Competition among suppliers improves productivity. Infrastructure gets built. Rural labour moves to towns to become construction workers and witness an increase in income. Migration of rural labour into construction tends to create relative shortages of labour  in rural areas and push up rural wage levels. Consumption rises and  poverty falls. Accelerating  growth calls for increased urbanisation in India.

By 2040, India’s population is projected to be 162.58 crore. If half that population is to be urban, India’s urban population would need to grow by 270-300 million. Considering that India’s urban population at present is around 500 million, that would mean an addition of up to 60% of the extant population. It would be madness to expect those many people to squeeze into India’s existing urban spaces. India will need to build new towns spanning 16,000-20,000 sq km, depending on the population density desired.

This could be built as less than 20 megacities or as dozens of smaller towns. The Special Economic Zone policy was the nearest that India came to creating a policy for new urbanisation. In that, the size of a new SEZ was limited to 50 sq km. The 100 smart cities that Prime Minister Modi’s campaign promised in 2014 soon transmuted into a plan to make 100 existing towns smart. That does not help in creating additional urban space.

Creating new towns calls for coordinated planning between the Centre and the states. The states would have to do the zoning, to identify areas for setting up new towns. The Centre could chip in with financial support and connectivity to existing highways and rail networks, as well as with regulatory approval and planning for new airports, and universities.

The modern knowledge economy would be driven by towns that host at least one world-class university and are connected to other towns, if not to the outside world, with the means of fast transport, whether by high-speed trains or planes. While the airport infrastructure need not burden the Centre, the regulatory apparatus, including air traffic control, must be mobilised and deployed by the Centre.

New towns have the advantage of being built from scratch.
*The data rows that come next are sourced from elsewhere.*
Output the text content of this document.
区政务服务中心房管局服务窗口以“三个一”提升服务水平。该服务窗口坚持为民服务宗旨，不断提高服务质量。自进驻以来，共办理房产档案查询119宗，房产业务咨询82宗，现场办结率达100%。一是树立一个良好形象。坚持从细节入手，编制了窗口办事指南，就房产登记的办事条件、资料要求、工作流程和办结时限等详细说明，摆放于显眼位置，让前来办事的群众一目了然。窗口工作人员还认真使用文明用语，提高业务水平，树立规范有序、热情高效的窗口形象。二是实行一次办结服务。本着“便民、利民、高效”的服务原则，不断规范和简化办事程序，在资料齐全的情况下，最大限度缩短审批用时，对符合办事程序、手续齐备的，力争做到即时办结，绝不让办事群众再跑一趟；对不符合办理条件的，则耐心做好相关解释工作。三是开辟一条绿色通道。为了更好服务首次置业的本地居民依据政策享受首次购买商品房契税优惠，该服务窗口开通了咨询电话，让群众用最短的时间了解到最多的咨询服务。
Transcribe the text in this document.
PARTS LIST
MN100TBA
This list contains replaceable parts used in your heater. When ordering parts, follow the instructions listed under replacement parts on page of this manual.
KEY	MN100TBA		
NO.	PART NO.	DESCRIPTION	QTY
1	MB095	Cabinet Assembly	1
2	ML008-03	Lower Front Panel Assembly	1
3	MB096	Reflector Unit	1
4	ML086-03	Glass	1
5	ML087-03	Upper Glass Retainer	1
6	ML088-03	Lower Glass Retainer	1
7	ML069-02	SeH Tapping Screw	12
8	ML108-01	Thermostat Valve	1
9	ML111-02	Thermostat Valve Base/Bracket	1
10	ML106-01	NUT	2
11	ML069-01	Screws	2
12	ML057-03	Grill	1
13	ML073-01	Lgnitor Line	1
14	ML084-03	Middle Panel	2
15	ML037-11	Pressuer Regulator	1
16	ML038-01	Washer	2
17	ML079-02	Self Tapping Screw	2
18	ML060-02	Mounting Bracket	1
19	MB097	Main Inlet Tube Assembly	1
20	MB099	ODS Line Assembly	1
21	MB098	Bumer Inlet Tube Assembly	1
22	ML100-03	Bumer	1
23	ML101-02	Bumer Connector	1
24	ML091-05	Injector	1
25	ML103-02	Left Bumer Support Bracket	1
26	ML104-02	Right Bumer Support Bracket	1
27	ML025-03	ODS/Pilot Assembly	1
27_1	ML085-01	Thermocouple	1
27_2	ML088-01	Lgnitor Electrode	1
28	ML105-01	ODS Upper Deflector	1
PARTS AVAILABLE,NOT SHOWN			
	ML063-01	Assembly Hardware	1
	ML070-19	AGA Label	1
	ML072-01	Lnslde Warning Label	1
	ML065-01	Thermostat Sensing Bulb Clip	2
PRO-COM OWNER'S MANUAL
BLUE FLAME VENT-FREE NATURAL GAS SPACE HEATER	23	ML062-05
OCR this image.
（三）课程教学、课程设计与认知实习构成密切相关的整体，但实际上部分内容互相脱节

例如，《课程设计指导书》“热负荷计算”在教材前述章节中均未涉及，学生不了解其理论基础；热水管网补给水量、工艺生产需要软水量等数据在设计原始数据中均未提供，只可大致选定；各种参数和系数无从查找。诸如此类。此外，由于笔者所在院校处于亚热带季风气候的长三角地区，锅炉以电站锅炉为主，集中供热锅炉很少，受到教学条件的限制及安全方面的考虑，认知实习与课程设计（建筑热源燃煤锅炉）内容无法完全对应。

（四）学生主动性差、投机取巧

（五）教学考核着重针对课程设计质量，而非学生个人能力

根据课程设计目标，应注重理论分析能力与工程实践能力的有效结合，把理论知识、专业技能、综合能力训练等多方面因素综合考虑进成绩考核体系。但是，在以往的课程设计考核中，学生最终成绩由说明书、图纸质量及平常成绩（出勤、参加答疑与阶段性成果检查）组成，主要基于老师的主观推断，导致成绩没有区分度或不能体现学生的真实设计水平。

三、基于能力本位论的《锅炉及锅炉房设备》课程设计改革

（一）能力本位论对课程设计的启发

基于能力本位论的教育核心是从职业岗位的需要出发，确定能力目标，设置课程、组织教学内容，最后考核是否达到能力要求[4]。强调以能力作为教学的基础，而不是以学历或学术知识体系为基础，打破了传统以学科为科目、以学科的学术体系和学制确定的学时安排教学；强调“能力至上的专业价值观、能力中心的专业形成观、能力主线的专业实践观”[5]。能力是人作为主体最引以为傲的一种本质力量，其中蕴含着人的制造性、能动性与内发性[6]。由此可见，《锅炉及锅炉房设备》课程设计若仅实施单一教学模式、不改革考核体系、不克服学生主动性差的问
These can incorporate proper town planning: create places where people can live, work and play without long commutes. Buildings can be laid out to prevent the formation of heat islands. Parks, pools, playgrounds and stadia can be planned. Private residential areas can have public housing and low-cost rental housing in the private sector nearby.

Roads and buildings can be designed to prevent the formation of ghettos and facilitate policing and firefighting.

Where will state governments get the money to build all this? They do not need to raise the funds. Their job would be to zone, plan, bring together developers and convince farmers and others that if they pool their land to build new townships, they would be rewarded with a share of the developed, urban property, as predetermined and agreed upon.

During his previous term as chief minister of Andhra Pradesh during 2014 to 2019, Chandrababu Naidu had obtained land to build his planned new capital Amaravati precisely in this fashion. It is a different matter that his successor scuppered this plan. Given this experience, farmers would need iron-clad, three-party contracts with developers and the government as the other parties, to release land for new towns. Such plans can be executed.

Where would developers find the money from? Real Estate Investment Trusts, other ETFs and some private equity would have to be roped in. If they carry credibility, the world’s savings would flood in, to build the new centres of growth to propel the world’s fastest-growing economy.